Ofelia Marín-Lozano (1962 Capital SICAV) | The ECB needs retail banking to ensure that financing reaches SMEs, the main segment affected by this crisis. The ECB will try to make its work as easily as possible for retail banks, providing them with negative-rate financing and relaxing capital requirements. The financing the banks will offer to SMEs is largely guaranteed by the governments, and its distribution is very diversified (many companies for small amounts).
This means the potential default rate, and even more so the loss finally assumed by it, is very limited, incomparably lower than that in the previous financial crisis.
The starting point is much more solid than in 2008, when the banks emerged from many years of double-digit credit expansion and high rates. Today, the lenders are coming from many years of declining or stagnating credit provision, especially in loans to businesses, and with zero or negative interest rates.
Containment and selection in credit approval which, in addition, is accompanied by very significant increases in solvency. This is thanks to the profit withholding and capital hikes which have taken place in recent years.
So European banks have significantly improved their equity base, which is double, or even almost triple, the levels reached a decade ago in all their solvency ratios. The ratio of higher quality capital to risk-weighted assets, (CET1 or common equity tier 1) has risen from levels below 6% in 2011 to over 14% today. The leverage ratio (CET1 over total assets, without risk weighting) rose from 3% to 6% and the total computable capital ratio (total computable capital, over risk weighted assets) from 8% to 18% in the same period.
Current share prices represent a valuation of 0.4 times eligible capital, 5 times earnings and 10% dividend yield based on 2019 figures.

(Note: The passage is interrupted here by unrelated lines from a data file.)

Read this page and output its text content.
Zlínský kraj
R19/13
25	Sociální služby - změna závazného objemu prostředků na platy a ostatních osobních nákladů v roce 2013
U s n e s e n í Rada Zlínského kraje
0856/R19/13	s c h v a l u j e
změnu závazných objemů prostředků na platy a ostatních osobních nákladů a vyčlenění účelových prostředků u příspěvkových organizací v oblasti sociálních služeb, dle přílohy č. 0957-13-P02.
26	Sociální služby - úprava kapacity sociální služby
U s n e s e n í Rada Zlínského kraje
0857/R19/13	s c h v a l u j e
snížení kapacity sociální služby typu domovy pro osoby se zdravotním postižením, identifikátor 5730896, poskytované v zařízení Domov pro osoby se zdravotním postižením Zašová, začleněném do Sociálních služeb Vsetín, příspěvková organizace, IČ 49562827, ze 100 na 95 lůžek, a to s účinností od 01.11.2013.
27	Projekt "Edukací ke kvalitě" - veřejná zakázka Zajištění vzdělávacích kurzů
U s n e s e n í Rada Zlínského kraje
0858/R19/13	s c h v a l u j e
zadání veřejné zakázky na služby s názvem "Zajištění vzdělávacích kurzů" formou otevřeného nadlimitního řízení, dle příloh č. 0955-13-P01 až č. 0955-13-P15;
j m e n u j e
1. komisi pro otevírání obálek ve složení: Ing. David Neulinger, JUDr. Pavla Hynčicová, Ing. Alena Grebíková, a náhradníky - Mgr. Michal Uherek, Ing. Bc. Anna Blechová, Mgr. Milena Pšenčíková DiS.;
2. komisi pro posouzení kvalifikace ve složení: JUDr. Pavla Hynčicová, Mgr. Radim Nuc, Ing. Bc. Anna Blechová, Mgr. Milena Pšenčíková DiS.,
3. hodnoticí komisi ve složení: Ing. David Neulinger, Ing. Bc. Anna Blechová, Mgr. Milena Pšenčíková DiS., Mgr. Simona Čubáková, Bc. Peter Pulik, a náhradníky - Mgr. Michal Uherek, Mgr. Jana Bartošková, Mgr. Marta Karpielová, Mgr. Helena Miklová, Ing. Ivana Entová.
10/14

This year will be one of full profit retention, with no dividend payments and a large, precautionary provision. But from 2021, and certainly in 2022, the profits the lenders will generate, and the dividends they will be able to pay, will not vary substantially from those of 2018 and 2019.
In recent years, doubts over the euro have been a determining factor in the banking sector’s stock market performance. In 2011, the sovereign debt crisis caused the Euro Stoxx Banks index to lose more than half its value. Draghi’s Whatever It Takes reversed this situation. However, an unexpected political event in 2016, namely the result of the Brexit referendum, once again raised doubts about the stability of the European project. So we witnessed a second collapse in the banks’ stock prices. Once the fear of a disorderly Brexit had been eliminated, they returned to more reasonable levels. But in the spring of 2018, a populist Eurosceptic coalition formed a government in Italy, once again raising fears of a euro break-up (with very significant rises in the sovereign risk premium). In 2019, it was evident that Italy was not about to break the budgetary discipline necessary for it to stay in the EU, so bank prices seemed to stabilise. That was until the coronavirus crisis broke out. In the last two weeks, however, the decline in prices has started to be reversed, after the EU and ECB’s commitment to avoid a new sovereign debt crisis was confirmed.
If we assume there will be no break-up of the euro, and that banks will not need significant capital hikes, the appetite for investment is very strong. Average revaluation expectations are close to 100% within a 1-2 year period.